Strange warning using dask.dataframe to read csv

575 Views Asked by At

I am using dask dataframe module to read a csv.

In [3]: from dask import dataframe as dd                                                                               

In [4]: dd.read_csv("/file.csv", sep=",", dtype=str, encoding="utf-8", error_bad_lines=False, collection=True, blocksize=64e6) 

I used to this with no problem, but today a strange warning showed up:

   FutureWarning: The default value of auto_mkdir=True has been deprecated and will be changed to auto_mkdir=False by default in a future release.
      FutureWarning,

This didn't worried me until I realised it breaks my unit tests, because, when using this from console, it's simple a warning, but the tests set for my app have broken because of this.

Does anyone know the cause of this warning or how to get rid of it?

2

There are 2 best solutions below

0
On BEST ANSWER

Auto-answering for documentation:

  • This issue appears in fsspec==0.6.3 and dask==2.12.0 and will be removed in the future.
  • To prevent pytest failing because of the warning, add or edit a pytest.ini file in your project and set
filterwarnings =
    error
    ignore::UserWarning
  • If you want dask to silent the warning at all, explicit set this in the function call storage_options=dict("auto_mkdir"=True)
0
On

I got the same thing.

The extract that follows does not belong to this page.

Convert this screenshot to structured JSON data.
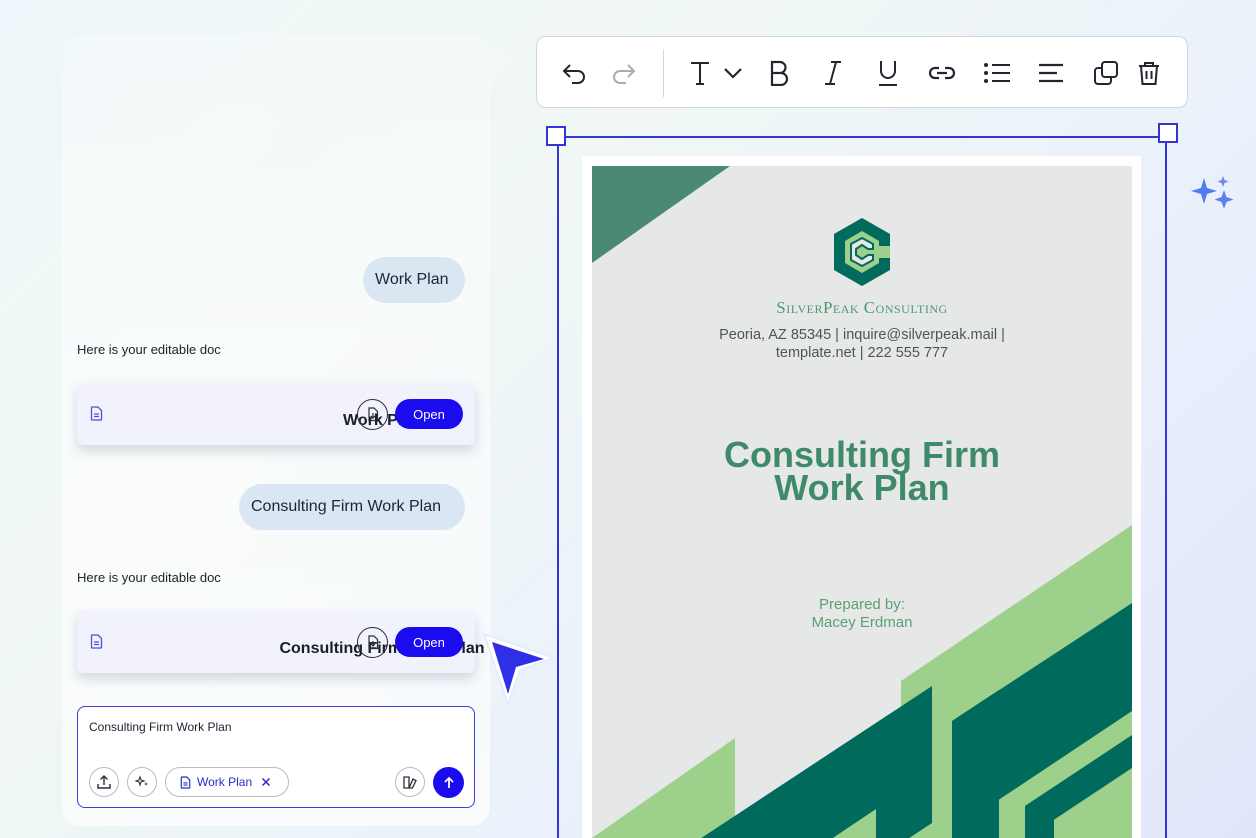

Finding no answers as to what might have replaced the feature, I decided to see if the feature is even needed any more. Sure enough, as of Pandas 1.3.0 the warnings that previously motivated the feature no longer appear. So

pd.read_csv(import_path, error_bad_lines=False, warn_bad_lines=False, names=cols)

simply became

pd.read_csv(import_path, names=cols)

and works fine with no errors or warnings.